La décima huelga de médicos, y sin solución a la vista
El enfrentamiento entre los sindicatos de médicos y la administración se ha enquistado y la solución no parece fácil. Ayer se vivió la décima huelga de médicos en Cataluña desde que comenzaron las actuales negociaciones, y en el resto del Estado ya llevan dieciséis. Ahora mismo hay dos frentes abiertos. Uno a escala estatal liderado por el comité de huelga de la Confederación Española de Sindicatos Médicos (CESM) –en el cual está integrado Metges de Catalunya– y en el cual se reclama sobre todo que haya un Estatuto Marco específico para los médicos, una mesa de negociación sindical exclusiva y también mejoras en el horario laboral y las guardias; y otro a escala catalana en el que se quieren debatir aspectos concretos de organización sanitaria, como las guardias de 24 horas u otros temas más concretos.
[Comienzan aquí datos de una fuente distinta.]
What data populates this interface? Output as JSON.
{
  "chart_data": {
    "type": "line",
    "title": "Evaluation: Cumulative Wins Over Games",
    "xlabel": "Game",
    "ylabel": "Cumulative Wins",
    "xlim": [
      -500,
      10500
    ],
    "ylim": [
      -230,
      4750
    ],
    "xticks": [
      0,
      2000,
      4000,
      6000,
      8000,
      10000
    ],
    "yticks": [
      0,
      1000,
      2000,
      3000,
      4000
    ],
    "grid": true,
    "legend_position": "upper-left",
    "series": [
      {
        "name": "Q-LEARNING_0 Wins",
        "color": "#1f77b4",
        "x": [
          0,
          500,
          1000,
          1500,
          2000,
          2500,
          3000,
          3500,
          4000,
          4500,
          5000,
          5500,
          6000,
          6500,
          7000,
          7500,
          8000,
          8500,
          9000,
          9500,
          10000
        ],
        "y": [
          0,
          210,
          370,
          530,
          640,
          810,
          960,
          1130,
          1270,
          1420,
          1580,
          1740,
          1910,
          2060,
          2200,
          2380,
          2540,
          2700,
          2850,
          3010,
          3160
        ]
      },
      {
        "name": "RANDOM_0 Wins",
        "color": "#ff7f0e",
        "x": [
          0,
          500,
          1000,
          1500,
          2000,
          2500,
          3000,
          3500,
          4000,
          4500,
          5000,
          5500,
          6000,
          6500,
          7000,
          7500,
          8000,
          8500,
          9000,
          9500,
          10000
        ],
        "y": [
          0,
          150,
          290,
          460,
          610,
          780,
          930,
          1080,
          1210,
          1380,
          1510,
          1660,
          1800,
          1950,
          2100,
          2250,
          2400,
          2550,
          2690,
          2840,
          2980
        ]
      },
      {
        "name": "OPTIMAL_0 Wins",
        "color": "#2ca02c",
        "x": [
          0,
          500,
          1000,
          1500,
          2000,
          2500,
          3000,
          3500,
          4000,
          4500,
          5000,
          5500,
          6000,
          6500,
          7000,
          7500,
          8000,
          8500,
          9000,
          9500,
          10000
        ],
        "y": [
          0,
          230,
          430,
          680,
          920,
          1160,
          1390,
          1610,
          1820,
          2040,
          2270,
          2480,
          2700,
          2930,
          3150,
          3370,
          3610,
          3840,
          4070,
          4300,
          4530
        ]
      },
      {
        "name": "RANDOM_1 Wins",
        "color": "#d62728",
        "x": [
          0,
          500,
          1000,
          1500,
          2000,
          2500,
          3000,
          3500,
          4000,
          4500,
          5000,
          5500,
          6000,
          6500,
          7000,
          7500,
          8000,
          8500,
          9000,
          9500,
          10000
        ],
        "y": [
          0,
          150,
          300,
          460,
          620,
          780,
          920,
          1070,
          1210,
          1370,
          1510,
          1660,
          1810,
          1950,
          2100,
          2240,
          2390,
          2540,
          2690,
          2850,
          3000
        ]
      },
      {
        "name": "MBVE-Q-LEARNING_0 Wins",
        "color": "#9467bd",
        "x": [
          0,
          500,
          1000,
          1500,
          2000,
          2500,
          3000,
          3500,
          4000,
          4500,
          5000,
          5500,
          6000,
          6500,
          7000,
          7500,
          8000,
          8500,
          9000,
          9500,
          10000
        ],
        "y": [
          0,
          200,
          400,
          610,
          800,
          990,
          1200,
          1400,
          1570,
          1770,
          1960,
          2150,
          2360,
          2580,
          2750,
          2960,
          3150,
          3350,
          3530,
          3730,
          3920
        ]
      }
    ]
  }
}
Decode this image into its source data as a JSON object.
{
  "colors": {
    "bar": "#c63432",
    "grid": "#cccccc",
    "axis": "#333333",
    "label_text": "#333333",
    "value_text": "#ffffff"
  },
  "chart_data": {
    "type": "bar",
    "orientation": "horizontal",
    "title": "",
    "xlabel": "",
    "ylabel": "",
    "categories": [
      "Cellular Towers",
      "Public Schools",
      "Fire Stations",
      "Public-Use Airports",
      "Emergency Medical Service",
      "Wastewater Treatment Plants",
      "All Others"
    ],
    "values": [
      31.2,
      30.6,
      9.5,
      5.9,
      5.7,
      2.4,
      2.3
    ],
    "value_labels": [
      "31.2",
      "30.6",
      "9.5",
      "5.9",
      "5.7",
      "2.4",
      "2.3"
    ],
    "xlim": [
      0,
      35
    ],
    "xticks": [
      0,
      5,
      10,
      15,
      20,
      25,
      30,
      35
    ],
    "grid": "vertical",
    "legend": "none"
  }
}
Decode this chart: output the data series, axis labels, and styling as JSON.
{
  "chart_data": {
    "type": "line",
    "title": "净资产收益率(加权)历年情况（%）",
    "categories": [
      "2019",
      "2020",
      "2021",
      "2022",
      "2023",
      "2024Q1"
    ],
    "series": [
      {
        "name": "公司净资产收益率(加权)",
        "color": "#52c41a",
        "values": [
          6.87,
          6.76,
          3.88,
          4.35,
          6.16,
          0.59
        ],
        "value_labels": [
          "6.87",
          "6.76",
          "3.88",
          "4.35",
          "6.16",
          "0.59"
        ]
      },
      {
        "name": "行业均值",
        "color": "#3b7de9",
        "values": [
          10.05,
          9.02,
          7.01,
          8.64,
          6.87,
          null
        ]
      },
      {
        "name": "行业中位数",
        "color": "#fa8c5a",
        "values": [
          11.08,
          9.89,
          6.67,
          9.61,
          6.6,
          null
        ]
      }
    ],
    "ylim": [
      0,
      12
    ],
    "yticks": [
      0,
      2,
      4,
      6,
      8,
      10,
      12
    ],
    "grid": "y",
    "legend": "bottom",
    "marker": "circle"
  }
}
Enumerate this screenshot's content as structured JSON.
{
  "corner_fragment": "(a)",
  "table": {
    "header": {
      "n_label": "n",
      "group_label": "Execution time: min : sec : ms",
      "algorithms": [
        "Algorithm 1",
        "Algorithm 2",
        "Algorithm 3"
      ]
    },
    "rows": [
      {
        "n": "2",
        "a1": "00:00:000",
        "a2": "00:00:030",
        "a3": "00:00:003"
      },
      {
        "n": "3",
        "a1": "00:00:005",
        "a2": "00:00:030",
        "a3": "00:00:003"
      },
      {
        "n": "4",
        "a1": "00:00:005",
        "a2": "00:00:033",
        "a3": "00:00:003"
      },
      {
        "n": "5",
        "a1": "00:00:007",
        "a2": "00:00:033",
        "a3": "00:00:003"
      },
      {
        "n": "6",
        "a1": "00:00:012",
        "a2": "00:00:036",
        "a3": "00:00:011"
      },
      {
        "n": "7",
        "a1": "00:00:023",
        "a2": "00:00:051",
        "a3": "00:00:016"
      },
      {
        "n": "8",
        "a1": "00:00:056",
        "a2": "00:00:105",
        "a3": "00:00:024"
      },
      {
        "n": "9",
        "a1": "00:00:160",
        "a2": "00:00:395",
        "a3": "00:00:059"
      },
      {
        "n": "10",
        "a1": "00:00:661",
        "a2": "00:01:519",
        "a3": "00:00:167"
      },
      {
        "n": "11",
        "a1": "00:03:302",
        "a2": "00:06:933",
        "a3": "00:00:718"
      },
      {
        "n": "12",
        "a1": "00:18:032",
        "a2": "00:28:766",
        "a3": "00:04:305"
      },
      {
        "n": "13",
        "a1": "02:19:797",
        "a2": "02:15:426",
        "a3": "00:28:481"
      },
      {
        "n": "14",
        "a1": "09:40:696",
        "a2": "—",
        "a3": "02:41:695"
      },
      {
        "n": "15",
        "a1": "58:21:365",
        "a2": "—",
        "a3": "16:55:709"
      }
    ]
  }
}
No es un conflicto fácil de resolver. Tenemos, para empezar, un contexto global que no ayuda. El sistema público de sanidad, que en Cataluña incluye la pública y la concertada, sufre una infrafinanciación crónica que se ha agravado por el hecho de que la población cada vez está más envejecida, tiene más enfermedades y es más dependiente, y al mismo tiempo ha crecido la población que hay que atender, porque en treinta años hemos pasado de los seis millones de habitantes a ocho. Además, hay escasez de profesionales, especialmente de médicos y de enfermeras, y esto tensiona todavía más el sistema y hace que haya una saturación que sufren gravemente los profesionales.
Esto son, en principio, condicionantes que afectan a todos los profesionales de la salud. Hay, sin embargo, algunas especificidades que, efectivamente, afectan a colectivos concretos, y en este sentido es significativo que los médicos se sientan tan especialmente perjudicados por haber decidido salir de las negociaciones de mejora del Estatuto Marco pactado por el resto de sindicatos y profesionales de la salud. Los médicos están en la cúspide de la pirámide del sistema de salud en cuanto a preparación científica, tiempo de formación y responsabilidad civil, penal y moral. Hay coincidencia al considerar que, teniendo en cuenta lo que cuesta hacer la carrera, los años de especialización y la responsabilidad que tienen, no están suficientemente bien pagados y haría falta una mejora importante en este sentido que se adecuase más a los estándares europeos.
Sin embargo, también es cierto que sus reivindicaciones pueden tener una lectura corporativa y gremial que parece olvidar el importante papel que tienen en el sistema otros colectivos igualmente importantes y sin los cuales sería imposible que nada funcionase, como el de enfermería –que, además, desde el proceso de Bolonia también es un grado universitario–. Su insistencia en querer negociar al margen del resto está generando tensión interna dentro del sistema y no parece claro que ayude mucho a conseguir que sus reivindicaciones sean bien recibidas por el resto. Ahora, además, han pedido la dimisión de la ministra de Sanidad, Mónica García, que es médico, y tanto en el ámbito español como en el catalán reclaman discutir directamente con los presidentes, Pedro Sánchez y Salvador Illa. En el caso catalán, con la excusa de que la consejera, también médico, está de baja. El conflicto, pues, no solo se está cronificando, sino también politizando de una manera que complica aún más lo que debería ser una negociación técnica e informada. Habría que llegar a un entendimiento lo antes posible, por el bien del sistema, de los profesionales y también de los pacientes.